Colleges will go to great lengths to deceive high school students into the impression that their campuses are harmonious racial utopias. The University of Wisconsin Photoshopped into a brochure a black student into a crowd of white football fans. The University of Idaho’s website once put a black face on he head of a white student. But that’s nothing compared to former Clemson basketball coach Tates Locke, who once conspired to concoct a fictitious black fraternity on the South Carolina school’s backwater campus.

Perception is king to coaches showing off their schools to prospective ballplayers. Does it really matter that the previous students, per their academic records, didn’t really belong at UCLA? As long as it looked nice. Why, all the happy, different-colored young learners on the Westwood campus, it could be a WB set. Marketed to snowed-in Midwest college students to vegetate on while consuming over-taxed beer.


“I want to be proud of my home as a place that is welcoming to all,” Amaker said at the press conference. “I’m afraid that if Proposal 2 passes, it won’t seem (emphasis added) that way anymore.”
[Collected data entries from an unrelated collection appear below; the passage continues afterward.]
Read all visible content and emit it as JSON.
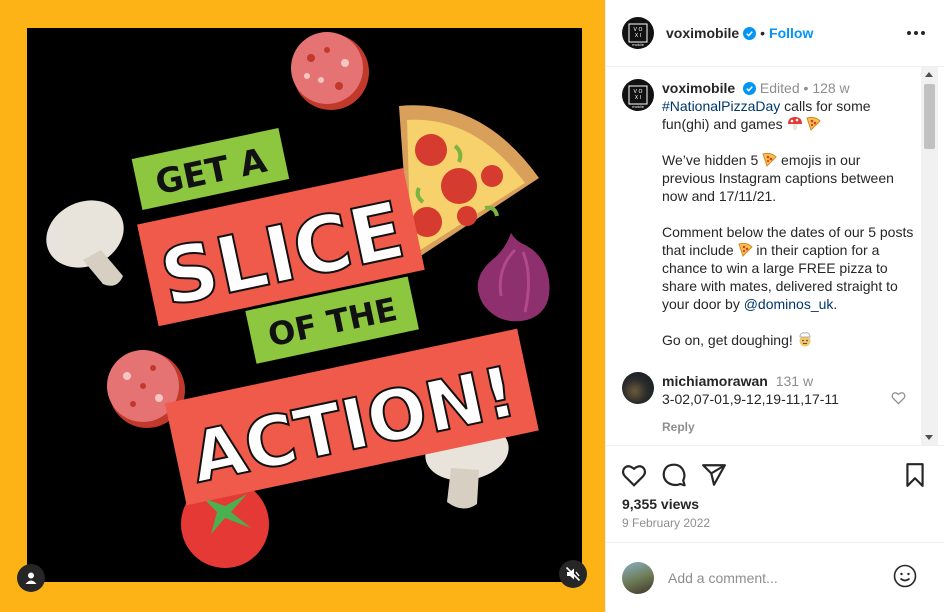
{
  "account": {
    "username": "voximobile",
    "follow_label": "Follow",
    "logo_text_top": "V O",
    "logo_text_mid": "X I",
    "logo_text_bottom": "mobile"
  },
  "artwork": {
    "line1": "GET A",
    "line2": "SLICE",
    "line3": "OF THE",
    "line4": "ACTION!",
    "colors": {
      "frame": "#fdb316",
      "background": "#000000",
      "red_banner": "#ef5a4a",
      "green_banner": "#8dc63f"
    }
  },
  "caption": {
    "username": "voximobile",
    "edited": "Edited",
    "separator": "•",
    "age": "128 w",
    "hashtag": "#NationalPizzaDay",
    "text1": " calls for some fun(ghi) and games ",
    "p2a": "We’ve hidden 5 ",
    "p2b": " emojis in our previous Instagram captions between now and 17/11/21.",
    "p3a": "Comment below the dates of our 5 posts that include ",
    "p3b": " in their caption for a chance to win a large FREE pizza to share with mates, delivered straight to your door by ",
    "mention": "@dominos_uk",
    "p3c": ".",
    "p4": "Go on, get doughing! "
  },
  "comment": {
    "username": "michiamorawan",
    "age": "131 w",
    "text": "3-02,07-01,9-12,19-11,17-11",
    "reply_label": "Reply"
  },
  "stats": {
    "views": "9,355 views",
    "date": "9 February 2022"
  },
  "add_comment": {
    "placeholder": "Add a comment..."
  },
  "icons": [
    "verified-icon",
    "more-options-icon",
    "mushroom-icon",
    "pizza-icon",
    "cook-icon",
    "heart-icon",
    "comment-icon",
    "share-icon",
    "bookmark-icon",
    "emoji-icon",
    "user-tag-icon",
    "mute-icon"
  ],
  "colors": {
    "link": "#0095f6",
    "hashtag": "#00376b",
    "muted": "#8e8e8e",
    "text": "#262626"
  }
}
It won’t seem, but it will be, open and ready to educate qualified students regardless of race. That doesn’t happen now at the University of Michigan, where students are treated differently because of their race. The discrimination is blatant. At U-M’s med school, according to the Center for Equal Opportunity based on data retrieved through the Freedom of Information Act, applicants with MCAT scores of 41 and gpa’s of 3.6 in their science courses were admitted at rates of 74, 43, 12 and 6 percent, depending on if the applicants were black, Hispanic, white or Asian, respectively.

Fight the future

“I know what it takes to build a team, and that is diversity,” Izzo said. “We need all kinds of players on our team, and we need all kinds of students on our campus if we are going to be successful in building the Michigan of tomorrow.”
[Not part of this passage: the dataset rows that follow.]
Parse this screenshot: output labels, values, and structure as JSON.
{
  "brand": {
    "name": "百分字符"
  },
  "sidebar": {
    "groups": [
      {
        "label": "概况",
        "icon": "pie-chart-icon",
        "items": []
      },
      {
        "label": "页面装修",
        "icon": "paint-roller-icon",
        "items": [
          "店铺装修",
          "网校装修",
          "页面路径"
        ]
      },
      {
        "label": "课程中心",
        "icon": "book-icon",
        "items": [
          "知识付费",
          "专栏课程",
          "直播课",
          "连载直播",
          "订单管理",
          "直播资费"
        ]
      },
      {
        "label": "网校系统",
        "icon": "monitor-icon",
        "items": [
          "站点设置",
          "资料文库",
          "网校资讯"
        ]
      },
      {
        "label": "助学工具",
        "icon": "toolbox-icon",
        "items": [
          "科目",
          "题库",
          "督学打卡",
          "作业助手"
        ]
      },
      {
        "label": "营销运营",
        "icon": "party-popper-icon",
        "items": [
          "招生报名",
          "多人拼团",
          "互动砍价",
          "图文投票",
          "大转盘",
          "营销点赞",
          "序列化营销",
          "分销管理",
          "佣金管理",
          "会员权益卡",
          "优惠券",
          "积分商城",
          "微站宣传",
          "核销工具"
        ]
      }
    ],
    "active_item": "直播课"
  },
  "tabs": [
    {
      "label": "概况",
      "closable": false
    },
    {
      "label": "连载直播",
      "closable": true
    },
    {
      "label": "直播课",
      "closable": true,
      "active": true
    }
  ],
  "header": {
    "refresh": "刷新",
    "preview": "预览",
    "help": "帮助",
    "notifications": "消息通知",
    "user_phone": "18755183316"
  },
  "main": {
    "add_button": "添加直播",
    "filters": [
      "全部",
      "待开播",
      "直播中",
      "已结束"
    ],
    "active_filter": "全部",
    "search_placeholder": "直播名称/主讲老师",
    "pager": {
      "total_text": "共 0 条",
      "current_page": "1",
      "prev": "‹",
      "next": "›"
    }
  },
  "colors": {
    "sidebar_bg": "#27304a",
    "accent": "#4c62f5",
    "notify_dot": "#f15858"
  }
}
The diversity of the Michigan State basketball team means mixing a long-armed shot-blocker, with a stalwart rebounder, with a lights-out shooter, with a slick ball-handler. I’m sure the professors at these schools would like to be able to teach only the very best and brightest, like the coaches are allowed to in their field. But instead, through affirmative action, the classrooms are degraded by students who are mis-matched with the universities, creating what economist Thomas Sowell calls artificial failure.